A.W.N. Pugin and the Gothic revival
Magazine Antiques, Dec, 1995
During his lamentably short life, Augustus Welby Northmore Pugin was a prolific and innovative designer of ecclesiastical and secular buildings, furniture, woodwork, metal-work, jewelry, textiles, wallpaper, ceramics, stained-glass windows, and books. (An article about Pugin appeared in ANTIQUES, June 1994, pp. 858-867.) An exhibition mounted in the wake of the large retrospective show held at the Victoria and Albert Museum in London last year is on view until February 25, 1996, at the Bard Graduate Center for Studies in the Decorative Arts in New York City. Entitled A. W. N. Pugin: Master of Gothic Revival, the exhibition includes 144 examples of his work in nearly every medium, arranged in five sections: the Gothic revival style in England before Pugin; Pugin's ecclesiastical designs; the Houses of Parliament, which represent Pugin's skill at designing a total work of art; domestic commissions; and Pugin's last great work, the Medieval Court at the Great Exhibition held in London in 1851.
Pugin was never formally educated, although his father was a draftsman for the well-known architect John Nash (1752-1835). For the design of his own house near Salisbury, which paved the way for the Gothic revival style, Pugin drew on his knowledge of the medieval Gothic style acquired during sketching trips he and his father made to France. He incorporated this solid grounding into the objects and buildings he designed during the remainder of his career. Also significant in this early period was Pugin's conversion to Roman Catholicism, which later played a critical role in the churches and domestic interiors he designed. However, although Pugin drew his inspiration from medieval buildings, he did not copy them. He advocated modern methods of manufacture and an extension of the medieval craftsman's reliance on natural forms for ornament, urging the incorporation of plants unknown in the Middle Ages. With his remarkable eye for pattern and color he created designs for wallpapers and textiles that were adapted splendidly to mechanical reproduction.
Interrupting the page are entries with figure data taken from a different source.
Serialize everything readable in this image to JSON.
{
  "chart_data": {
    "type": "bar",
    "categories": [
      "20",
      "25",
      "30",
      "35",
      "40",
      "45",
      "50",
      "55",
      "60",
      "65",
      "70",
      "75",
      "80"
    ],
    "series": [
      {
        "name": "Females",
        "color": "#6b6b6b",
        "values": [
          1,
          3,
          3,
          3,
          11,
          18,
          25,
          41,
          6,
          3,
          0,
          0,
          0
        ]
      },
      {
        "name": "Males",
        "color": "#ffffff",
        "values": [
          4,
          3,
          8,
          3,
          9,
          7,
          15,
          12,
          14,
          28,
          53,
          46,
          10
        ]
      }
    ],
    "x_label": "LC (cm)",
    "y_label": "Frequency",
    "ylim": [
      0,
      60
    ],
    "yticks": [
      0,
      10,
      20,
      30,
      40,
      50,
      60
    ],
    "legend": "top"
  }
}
His philosophy of design was entirely down to earth. He wrote in his True Principles of Pointed or Christian Architecture (1841), "The two great rules for design are these: 1st, that there should be no features about a building which are not necessary for convenience, construction, or propriety; 2nd, that all ornament should consist of enrichment of the essential construction of the building...the smallest detail should have a meaning or serve a purpose...and the designs should be adapted to the material in which they are executed." The few surviving commissions entirely carried out by Pugin perfectly exemplify this philosophy.
Pugin exhausted himself with commissions that were made more complex because he designed not only the buildings but every aspect of their interiors. Even with the collaboration of many skilled craftsmen, he had a nervous collapse in February 1852, which, combined with mercury treatments he was undergoing, contributed to his untimely death that fall at the age of forty.
The catalogue of the exhibition contains contributions by ten scholars including Paul Atterbury, the editor of the volume. It has 420 pages, 195 color plates, and 230 black-and-white illustrations and may be obtained for $45 (paper covers) from Bard Graduate Center for Studies in the Decorative Arts, 18 West 86th Street, New York, New York 10024.